When we acquire a new dog, whether it’s a rescued mixed-breed beauty, or a carefully chosen pure-bred pup, we humans have the tendency to compare our dogs to those we’ve had in the past. And the more similar they look, the more likely it is that we uphold our expectations of similar behaviors.
As humans, visual cues are what drive us, so when we lose a dog we adore, we are drawn to dogs that look similar. In case my readers haven’t noticed, Don and I are drawn to collies and goldens…and since Vera, German shepherds. But not just any German shepherd–German shepherds with a straight (not sloped) back and a fine, plush coat. And were we to find and have the stamina to adopt such a dog, we would want her to be just like V–except, of course, without the anxiety and aggression. My collies have to be long coated (in spite of the grooming issue) and sable. And the goldens…broad-headed, pale gold, and heavy-boned as Lola was, OR light weight, airborne, and burnished red as was Sascha.

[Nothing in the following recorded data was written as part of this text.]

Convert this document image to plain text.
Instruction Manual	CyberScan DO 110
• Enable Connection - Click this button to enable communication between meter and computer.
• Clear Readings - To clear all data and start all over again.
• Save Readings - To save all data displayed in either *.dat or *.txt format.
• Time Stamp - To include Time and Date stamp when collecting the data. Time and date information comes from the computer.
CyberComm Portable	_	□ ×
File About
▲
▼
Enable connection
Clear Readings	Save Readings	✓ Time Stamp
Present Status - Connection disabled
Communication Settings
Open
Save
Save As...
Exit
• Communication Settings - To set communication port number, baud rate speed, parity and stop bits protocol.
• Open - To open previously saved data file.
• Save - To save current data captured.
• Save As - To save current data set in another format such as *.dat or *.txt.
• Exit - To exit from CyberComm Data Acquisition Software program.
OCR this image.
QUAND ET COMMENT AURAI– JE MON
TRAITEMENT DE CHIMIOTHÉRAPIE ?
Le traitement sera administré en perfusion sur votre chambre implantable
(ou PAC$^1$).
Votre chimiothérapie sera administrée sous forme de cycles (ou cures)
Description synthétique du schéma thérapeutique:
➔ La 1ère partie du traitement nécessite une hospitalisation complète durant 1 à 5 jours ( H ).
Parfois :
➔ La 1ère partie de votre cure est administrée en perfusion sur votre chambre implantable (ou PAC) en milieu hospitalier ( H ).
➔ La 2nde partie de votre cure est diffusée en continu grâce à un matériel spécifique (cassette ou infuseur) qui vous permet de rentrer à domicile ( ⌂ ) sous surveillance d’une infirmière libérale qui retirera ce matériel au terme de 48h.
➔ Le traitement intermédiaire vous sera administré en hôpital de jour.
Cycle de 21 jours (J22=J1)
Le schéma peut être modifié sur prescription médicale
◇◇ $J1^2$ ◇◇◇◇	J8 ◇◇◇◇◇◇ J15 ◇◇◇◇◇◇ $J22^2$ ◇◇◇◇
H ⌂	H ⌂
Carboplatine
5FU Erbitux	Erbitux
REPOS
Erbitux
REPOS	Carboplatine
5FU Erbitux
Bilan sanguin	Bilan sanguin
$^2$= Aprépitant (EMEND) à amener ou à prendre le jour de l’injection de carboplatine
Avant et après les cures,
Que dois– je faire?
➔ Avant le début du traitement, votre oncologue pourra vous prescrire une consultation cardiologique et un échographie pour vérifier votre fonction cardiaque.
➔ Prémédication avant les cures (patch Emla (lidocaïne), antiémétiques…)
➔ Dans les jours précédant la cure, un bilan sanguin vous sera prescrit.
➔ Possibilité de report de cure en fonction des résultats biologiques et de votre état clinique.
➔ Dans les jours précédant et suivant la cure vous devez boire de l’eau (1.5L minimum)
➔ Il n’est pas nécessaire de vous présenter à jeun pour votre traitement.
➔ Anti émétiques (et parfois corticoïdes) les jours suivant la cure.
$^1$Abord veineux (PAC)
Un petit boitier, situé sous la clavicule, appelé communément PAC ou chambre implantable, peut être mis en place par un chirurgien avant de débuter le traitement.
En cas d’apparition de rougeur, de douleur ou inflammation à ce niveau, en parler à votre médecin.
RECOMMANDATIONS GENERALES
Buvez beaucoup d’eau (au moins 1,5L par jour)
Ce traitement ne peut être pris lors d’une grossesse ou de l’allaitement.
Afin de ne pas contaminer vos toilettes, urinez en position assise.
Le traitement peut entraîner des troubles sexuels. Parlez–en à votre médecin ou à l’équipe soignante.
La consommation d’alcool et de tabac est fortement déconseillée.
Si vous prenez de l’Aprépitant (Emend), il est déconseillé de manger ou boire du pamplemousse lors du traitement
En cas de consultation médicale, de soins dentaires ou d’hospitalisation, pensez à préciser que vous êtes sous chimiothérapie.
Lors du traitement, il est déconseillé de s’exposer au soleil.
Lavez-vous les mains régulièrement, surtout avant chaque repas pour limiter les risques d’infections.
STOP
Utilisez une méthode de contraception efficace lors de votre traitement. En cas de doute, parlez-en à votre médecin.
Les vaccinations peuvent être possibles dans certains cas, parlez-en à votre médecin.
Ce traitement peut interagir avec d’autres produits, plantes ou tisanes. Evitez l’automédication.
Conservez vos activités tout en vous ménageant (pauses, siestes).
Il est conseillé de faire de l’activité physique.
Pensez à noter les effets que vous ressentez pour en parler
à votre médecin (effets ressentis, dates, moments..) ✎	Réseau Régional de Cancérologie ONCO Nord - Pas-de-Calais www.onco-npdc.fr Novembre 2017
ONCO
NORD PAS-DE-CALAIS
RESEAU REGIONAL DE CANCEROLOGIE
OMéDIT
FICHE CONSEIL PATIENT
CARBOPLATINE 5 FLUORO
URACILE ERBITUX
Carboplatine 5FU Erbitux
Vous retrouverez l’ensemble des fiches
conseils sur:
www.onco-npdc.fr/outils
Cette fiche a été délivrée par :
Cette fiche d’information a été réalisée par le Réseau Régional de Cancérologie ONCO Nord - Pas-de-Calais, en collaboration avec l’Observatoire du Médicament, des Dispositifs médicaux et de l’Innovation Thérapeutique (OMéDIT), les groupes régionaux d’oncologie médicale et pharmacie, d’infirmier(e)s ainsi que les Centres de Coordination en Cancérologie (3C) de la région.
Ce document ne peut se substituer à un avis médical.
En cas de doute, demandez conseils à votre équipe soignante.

Once, an older gentleman at the shelter where I volunteer asked me if we had any black dogs with one pale blue eye and a white tip on his tail. He wanted a dog just like his last one–he had been the best dog the man had ever known and he wanted one just like him. It’s hard to remember that although dogs of the same breed share certain traits, just because a dog looks like a dog we’ve known in the past, the new dog will most likely be very different in temperament. Even clones have different personalities and temperaments from each other. The gentleman looking for the black dog would have been much better off looking for a dog with a temperament like his last dog, not one with the same unique physical features.
But visual cues are powerful to us. Don and I ache for a shepherd even though we know the risk of reactivity. Shepherds are strong, cautious, intelligent, high-energy dogs prone to anxiety–more than we want to deal with at this point in our lives.
We adopted Annie based on her delightful temperament, her amazing ability to learn and apply concepts (being a trainer I love to work with my dogs just for fun), and her outgoing, social temperament (oh, and by the way, she’s a rough collie). It is only by sheer willpower and remembering Vera’s difficulties that we are not looking for a German-shepherd mix to rescue.
Tips to help you accept a new dog for who he is:
- Remind yourself that your new dog will likely be quite different from your last dog, no matter how similar they appear. He is his own person, and even though he may look very much like your last dog, he must be treated as an individual.
- Do not expect certain behaviors to define your dog. It is easy to resent a new dog because he doesn’t have the right traits. e.g. a lab who doesn’t like to swim, a golden RETRIEVER who doesn’t like to retrieve. e.g. Our first golden, Sascha, wouldn’t be caught dead without a ball in her mouth. Our second golden, Lola, didn’t like to retrieve at all. Go figure! It drove me crazy at first. Poor Lola!
- If you haven’t chosen your next dog yet, remember to look for traits that you like in your dog. For instance, Tessie, our last collie, was more like a golden retriever, than our golden, Lola, in some ways. Tessie loved to swim and retrieve whereas Lola was completely indifferent to those sports.
- Don’t automatically expect the same types of behaviors and trust from your second dog. E.g. Sascha, our first golden, could be trusted to carry her own leash in a responsible manner no matter where we were (we didn’t allow her to carry it on busy streets, but I’m sure she would have been fine). We weren’t great trainers. It was just who Sascha was. In spite of being a good trainer now, after thirty years of experience, I have never had another dog who I could trust in this way. I have seen people expect their new dog to walk off leash in busy areas because their last dog could do it. But attempting this without months or maybe even years of training specific skills on a daily basis, most dogs will never have the attention, discipline, or skills to do this safely. The fallout can be lethal for the dog and traumatic for passing drivers.
- Allow your second dog to be themselves–to play their own games, find their own favorite places, and seek their own level of socialization. Every dog is an individual.